Après ces considérations, nous devons ajouter que, si l’arbre est un des symboles principaux de l’« Axe du Monde », il n’est pas le seul ; la montagne en est un également, et qui est commun à beaucoup de traditions différentes ; l’arbre et la montagne sont aussi parfois associés l’un à l’autre. La pierre elle-même (qui peut d’ailleurs être prise pour une représentation réduite de la montagne, bien qu’elle ne soit pas uniquement cela) joue aussi le même rôle dans certains cas ; et ce symbole de la pierre, comme celui de l’arbre, est très souvent en relation avec le serpent. Nous aurons sans doute l’occasion de reparler de ces diverses figures dans d’autres études ; mais nous tenons à signaler dès maintenant que, par là même qu’elles se rapportent toutes au « Centre du Monde », elles ne sont pas sans avoir un lien plus ou moins direct avec le symbole du cœur, de sorte que, en tout ceci, nous ne nous écartons pas tant de l’objet propre de cette Revue que certains pourraient le croire ; et nous allons d’ailleurs y revenir, d’une façon plus immédiate, par une dernière observation.

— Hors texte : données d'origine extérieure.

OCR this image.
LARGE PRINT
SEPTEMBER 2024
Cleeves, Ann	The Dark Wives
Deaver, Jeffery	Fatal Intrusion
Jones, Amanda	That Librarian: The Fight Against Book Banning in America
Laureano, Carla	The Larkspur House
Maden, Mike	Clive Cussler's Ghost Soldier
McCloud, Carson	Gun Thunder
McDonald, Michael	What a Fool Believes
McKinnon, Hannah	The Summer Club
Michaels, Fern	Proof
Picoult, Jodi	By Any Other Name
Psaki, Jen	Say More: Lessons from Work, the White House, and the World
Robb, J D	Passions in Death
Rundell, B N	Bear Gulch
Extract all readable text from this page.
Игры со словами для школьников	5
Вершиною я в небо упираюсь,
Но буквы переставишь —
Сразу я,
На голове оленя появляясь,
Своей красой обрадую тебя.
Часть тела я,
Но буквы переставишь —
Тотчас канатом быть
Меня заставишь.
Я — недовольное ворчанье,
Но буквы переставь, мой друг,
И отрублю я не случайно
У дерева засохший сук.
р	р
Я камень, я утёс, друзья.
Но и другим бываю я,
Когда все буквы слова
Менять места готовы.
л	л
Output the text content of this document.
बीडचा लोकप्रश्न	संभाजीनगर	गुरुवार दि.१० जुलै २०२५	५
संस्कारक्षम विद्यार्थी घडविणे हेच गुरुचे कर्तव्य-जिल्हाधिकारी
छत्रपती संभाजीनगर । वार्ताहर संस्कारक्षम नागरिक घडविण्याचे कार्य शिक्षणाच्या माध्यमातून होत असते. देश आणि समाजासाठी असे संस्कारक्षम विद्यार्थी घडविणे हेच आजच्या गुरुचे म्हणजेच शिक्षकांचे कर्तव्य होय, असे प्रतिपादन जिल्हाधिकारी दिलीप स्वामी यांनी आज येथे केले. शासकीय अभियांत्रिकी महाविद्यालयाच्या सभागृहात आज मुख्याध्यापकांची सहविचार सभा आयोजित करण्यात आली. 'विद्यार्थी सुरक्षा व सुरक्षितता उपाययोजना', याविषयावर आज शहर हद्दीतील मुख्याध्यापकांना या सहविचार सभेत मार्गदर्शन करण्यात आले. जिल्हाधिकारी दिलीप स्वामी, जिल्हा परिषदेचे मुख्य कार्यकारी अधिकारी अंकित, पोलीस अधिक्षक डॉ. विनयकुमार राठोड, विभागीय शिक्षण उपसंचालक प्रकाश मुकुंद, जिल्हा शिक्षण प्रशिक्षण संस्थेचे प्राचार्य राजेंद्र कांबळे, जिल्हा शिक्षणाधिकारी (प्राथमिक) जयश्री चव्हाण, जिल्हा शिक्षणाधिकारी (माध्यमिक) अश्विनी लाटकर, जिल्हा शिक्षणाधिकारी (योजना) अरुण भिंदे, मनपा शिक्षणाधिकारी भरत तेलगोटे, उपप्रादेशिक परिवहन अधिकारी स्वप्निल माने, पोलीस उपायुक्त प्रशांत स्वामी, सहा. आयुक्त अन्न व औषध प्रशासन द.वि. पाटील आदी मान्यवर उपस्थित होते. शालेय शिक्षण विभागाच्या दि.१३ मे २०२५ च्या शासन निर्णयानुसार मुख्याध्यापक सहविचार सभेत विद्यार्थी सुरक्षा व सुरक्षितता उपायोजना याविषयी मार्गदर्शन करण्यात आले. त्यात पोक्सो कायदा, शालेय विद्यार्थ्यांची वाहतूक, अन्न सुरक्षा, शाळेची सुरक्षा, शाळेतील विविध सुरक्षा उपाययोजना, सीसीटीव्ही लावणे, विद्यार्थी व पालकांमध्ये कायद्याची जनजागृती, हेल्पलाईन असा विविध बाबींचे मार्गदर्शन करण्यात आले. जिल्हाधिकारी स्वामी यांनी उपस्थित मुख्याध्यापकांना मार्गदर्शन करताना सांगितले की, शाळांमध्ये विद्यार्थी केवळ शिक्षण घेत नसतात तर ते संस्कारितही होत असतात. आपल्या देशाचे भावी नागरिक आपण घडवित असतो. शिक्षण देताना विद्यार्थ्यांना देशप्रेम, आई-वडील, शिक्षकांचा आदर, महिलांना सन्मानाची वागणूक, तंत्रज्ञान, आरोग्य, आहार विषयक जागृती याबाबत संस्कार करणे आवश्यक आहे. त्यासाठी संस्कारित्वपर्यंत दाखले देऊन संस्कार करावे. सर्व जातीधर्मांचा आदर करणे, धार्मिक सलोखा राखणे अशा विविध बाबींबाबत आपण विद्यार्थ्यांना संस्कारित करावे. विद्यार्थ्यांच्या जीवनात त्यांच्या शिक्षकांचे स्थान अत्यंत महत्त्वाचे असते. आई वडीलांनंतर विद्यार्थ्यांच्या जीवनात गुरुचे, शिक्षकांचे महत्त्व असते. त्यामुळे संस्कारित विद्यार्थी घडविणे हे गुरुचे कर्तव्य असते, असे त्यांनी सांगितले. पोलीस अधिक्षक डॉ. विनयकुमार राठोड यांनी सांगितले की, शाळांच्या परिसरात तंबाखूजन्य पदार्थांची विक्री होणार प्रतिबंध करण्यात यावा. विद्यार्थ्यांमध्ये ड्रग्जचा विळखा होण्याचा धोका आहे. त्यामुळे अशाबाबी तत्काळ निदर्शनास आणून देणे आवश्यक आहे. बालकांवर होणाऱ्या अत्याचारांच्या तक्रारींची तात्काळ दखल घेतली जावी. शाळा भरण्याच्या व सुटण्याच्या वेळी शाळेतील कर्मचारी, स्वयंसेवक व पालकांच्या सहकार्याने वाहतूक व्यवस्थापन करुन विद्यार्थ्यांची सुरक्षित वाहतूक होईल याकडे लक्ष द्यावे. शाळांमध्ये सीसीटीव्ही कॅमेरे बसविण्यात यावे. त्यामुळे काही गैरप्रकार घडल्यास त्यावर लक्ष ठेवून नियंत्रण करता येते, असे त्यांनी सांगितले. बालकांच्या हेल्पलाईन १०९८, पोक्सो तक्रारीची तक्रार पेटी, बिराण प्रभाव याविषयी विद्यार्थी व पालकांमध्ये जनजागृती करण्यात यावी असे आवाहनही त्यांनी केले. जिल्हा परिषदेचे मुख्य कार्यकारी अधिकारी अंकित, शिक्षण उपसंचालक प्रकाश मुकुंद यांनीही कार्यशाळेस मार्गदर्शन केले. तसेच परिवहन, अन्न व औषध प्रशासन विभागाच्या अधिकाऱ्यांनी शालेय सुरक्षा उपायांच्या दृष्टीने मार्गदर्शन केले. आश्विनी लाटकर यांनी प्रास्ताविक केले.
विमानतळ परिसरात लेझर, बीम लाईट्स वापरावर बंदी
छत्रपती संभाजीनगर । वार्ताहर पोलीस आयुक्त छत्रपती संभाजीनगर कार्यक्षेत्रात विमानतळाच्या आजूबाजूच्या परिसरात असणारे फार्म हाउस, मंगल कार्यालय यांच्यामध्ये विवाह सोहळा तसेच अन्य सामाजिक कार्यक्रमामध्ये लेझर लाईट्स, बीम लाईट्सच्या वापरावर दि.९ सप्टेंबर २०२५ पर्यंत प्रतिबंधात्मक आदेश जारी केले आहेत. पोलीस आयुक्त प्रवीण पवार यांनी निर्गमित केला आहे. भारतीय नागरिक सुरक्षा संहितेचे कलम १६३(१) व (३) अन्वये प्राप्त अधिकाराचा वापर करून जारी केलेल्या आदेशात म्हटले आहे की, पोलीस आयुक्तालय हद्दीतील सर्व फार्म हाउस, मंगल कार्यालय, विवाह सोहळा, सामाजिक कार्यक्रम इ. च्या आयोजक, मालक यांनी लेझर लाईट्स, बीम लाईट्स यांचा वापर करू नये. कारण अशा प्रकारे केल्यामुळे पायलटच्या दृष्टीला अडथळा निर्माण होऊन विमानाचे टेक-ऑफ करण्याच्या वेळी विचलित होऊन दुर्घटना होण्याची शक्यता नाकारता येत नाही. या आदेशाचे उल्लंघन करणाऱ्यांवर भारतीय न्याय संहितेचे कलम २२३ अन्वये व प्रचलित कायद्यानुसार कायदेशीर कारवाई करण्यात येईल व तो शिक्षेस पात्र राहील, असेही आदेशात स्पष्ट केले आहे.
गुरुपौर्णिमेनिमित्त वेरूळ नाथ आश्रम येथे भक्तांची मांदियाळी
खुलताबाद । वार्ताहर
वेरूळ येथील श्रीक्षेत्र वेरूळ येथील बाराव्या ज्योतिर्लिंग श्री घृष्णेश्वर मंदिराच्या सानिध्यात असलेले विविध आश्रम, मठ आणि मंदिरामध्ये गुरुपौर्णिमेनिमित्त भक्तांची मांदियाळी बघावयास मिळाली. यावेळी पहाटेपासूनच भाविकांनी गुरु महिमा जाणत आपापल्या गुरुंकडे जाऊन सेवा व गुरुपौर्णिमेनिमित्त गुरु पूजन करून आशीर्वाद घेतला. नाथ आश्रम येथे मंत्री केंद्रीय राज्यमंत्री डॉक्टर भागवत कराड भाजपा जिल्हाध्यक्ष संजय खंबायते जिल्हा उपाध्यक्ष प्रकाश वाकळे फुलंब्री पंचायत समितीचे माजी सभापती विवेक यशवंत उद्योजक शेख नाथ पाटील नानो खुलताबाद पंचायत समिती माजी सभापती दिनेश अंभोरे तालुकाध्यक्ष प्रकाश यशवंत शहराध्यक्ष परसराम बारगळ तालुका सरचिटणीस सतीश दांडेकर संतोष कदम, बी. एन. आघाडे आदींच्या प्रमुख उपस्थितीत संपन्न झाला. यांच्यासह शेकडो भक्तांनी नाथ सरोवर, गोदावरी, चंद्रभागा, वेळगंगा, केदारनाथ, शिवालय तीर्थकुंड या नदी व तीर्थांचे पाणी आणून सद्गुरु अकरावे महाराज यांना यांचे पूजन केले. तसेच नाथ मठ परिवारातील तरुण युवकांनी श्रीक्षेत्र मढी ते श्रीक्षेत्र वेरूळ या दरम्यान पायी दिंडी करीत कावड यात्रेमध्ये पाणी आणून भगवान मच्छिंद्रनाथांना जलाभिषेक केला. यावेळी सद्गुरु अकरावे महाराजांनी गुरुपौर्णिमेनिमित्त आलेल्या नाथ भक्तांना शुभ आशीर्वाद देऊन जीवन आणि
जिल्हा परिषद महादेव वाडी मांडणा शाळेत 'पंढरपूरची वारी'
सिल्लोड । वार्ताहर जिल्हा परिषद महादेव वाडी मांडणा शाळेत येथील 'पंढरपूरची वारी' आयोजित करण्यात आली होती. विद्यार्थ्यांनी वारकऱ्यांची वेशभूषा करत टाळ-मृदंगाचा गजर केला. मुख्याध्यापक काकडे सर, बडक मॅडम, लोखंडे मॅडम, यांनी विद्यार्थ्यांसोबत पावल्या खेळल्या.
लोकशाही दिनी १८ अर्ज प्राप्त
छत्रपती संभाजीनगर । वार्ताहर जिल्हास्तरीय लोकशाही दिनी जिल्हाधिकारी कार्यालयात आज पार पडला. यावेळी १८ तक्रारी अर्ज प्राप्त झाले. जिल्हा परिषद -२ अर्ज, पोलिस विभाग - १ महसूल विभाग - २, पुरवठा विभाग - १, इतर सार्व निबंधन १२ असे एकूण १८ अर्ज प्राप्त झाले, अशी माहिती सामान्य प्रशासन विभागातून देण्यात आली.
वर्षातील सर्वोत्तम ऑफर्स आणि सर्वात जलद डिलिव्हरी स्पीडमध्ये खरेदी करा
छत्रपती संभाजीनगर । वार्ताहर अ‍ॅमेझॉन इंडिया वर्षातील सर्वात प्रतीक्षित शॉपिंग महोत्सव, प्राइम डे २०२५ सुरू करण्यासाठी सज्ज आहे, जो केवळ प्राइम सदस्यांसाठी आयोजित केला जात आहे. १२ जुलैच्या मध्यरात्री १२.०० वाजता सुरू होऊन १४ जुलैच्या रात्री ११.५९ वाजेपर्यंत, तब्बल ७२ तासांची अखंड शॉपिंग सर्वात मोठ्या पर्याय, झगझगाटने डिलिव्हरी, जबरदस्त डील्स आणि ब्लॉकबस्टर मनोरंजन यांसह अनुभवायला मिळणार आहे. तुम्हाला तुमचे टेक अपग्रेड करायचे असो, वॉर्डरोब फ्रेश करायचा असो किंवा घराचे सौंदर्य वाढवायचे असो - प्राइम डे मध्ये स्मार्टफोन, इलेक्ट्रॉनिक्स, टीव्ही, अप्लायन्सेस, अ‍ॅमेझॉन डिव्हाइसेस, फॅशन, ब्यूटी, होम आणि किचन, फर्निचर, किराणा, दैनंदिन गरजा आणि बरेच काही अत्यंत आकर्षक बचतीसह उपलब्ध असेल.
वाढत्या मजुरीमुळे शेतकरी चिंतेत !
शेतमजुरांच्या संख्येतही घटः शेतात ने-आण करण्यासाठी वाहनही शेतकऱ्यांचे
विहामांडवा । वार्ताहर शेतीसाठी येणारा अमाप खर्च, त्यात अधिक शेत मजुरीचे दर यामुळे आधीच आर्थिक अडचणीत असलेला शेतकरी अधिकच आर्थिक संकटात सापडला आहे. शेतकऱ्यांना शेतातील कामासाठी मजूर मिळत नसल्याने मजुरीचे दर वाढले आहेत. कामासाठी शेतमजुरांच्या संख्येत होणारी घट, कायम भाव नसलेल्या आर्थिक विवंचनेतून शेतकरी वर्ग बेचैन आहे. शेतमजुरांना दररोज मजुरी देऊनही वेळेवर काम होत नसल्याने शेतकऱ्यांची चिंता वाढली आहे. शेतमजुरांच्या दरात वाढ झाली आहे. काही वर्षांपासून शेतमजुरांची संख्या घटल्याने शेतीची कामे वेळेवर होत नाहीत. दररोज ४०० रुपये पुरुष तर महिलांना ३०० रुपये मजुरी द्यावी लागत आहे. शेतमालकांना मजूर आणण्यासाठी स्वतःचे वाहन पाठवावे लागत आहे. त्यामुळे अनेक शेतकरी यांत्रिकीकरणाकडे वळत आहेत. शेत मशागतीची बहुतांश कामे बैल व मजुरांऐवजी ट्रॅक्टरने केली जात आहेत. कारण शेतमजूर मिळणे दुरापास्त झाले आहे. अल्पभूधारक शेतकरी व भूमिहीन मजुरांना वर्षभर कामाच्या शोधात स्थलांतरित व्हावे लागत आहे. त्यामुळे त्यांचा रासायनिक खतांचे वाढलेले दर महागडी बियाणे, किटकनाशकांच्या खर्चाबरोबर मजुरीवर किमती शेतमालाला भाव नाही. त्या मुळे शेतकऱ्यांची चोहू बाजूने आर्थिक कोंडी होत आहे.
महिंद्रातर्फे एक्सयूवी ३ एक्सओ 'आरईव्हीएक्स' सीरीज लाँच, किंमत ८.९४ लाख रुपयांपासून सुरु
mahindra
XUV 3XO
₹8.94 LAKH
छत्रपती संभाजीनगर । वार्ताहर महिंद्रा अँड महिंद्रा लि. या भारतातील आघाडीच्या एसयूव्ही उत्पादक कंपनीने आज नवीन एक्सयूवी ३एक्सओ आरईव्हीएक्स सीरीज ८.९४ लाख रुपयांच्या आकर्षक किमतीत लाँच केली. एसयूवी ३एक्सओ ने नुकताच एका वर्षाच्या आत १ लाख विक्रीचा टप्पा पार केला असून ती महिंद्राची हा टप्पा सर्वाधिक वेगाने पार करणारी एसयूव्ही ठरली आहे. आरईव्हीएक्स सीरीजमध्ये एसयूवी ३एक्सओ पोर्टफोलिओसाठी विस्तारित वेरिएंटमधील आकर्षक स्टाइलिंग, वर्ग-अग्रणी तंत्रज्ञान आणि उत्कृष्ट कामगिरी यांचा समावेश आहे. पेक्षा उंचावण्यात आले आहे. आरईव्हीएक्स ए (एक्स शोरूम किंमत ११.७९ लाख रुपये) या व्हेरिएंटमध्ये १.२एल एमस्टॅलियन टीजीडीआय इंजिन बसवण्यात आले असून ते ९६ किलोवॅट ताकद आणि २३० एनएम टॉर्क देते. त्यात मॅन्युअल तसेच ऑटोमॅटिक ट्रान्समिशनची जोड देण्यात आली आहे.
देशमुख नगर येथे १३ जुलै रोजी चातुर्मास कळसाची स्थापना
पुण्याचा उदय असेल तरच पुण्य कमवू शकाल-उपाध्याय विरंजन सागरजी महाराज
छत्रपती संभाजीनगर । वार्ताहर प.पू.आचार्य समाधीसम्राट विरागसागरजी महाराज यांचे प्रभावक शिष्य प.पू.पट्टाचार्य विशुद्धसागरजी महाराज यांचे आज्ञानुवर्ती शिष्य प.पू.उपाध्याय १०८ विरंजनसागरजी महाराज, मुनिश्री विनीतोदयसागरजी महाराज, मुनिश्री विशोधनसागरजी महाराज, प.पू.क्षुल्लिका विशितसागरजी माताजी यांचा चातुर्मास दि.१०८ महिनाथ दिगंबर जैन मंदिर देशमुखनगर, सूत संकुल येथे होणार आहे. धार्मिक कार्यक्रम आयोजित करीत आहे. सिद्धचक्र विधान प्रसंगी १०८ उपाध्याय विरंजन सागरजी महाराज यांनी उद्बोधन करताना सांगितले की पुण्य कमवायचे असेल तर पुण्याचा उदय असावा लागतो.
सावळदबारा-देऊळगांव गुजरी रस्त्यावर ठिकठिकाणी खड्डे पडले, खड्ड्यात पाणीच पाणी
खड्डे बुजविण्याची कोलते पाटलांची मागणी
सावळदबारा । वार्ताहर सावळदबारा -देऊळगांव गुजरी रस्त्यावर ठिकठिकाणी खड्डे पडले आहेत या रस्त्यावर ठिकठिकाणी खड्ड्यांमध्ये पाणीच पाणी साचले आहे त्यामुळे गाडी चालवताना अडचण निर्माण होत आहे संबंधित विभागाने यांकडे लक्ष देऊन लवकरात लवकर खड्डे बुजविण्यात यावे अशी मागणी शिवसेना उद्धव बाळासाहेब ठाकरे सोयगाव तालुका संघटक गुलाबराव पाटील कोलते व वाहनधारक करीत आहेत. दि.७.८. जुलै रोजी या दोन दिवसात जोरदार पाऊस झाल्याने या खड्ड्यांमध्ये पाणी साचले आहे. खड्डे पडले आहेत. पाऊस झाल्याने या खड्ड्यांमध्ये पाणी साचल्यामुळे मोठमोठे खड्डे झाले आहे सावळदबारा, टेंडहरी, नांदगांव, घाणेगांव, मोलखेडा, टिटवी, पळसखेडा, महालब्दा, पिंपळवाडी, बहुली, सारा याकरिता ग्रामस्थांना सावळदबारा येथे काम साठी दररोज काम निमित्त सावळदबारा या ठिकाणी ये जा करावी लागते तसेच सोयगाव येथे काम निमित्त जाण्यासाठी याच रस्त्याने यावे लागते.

Nous disions que, en un certain sens, l’Arbre de Vie est rendu accessible à l’homme par la Rédemption ; en d’autres termes, on pourrait dire aussi que le véritable Chrétien est celui qui, virtuellement tout au moins, est réintégré dans les droits et dans la dignité de l’humanité primordiale, et qui a, par conséquent, la possibilité de rentrer dans le Paradis, dans le « séjour d’immortalité ». Sans doute, cette réintégration ne s’effectuera pleinement, pour l’humanité collective, que lorsque « la Jérusalem nouvelle descendra du ciel en terre » (Apocalypse, XXI), puisque ce sera la consommation parfaite du Christianisme, coïncidant avec la restauration non moins parfaite de l’ordre antérieur à la chute. Il n’en est pas moins vrai qu’actuellement déjà la réintégration peut être envisagée individuellement, sinon d’une façon générale ; et c’est là, pensons-nous, la signification la plus complète de l’« habitat spirituel » dans le Cœur du Christ, dont parlait récemment M. Charbonneau-Lassay (janvier 1926), puisque, comme le Paradis terrestre, le Cœur du Christ est véritablement le « Centre du Monde » et le « séjour d’immortalité ».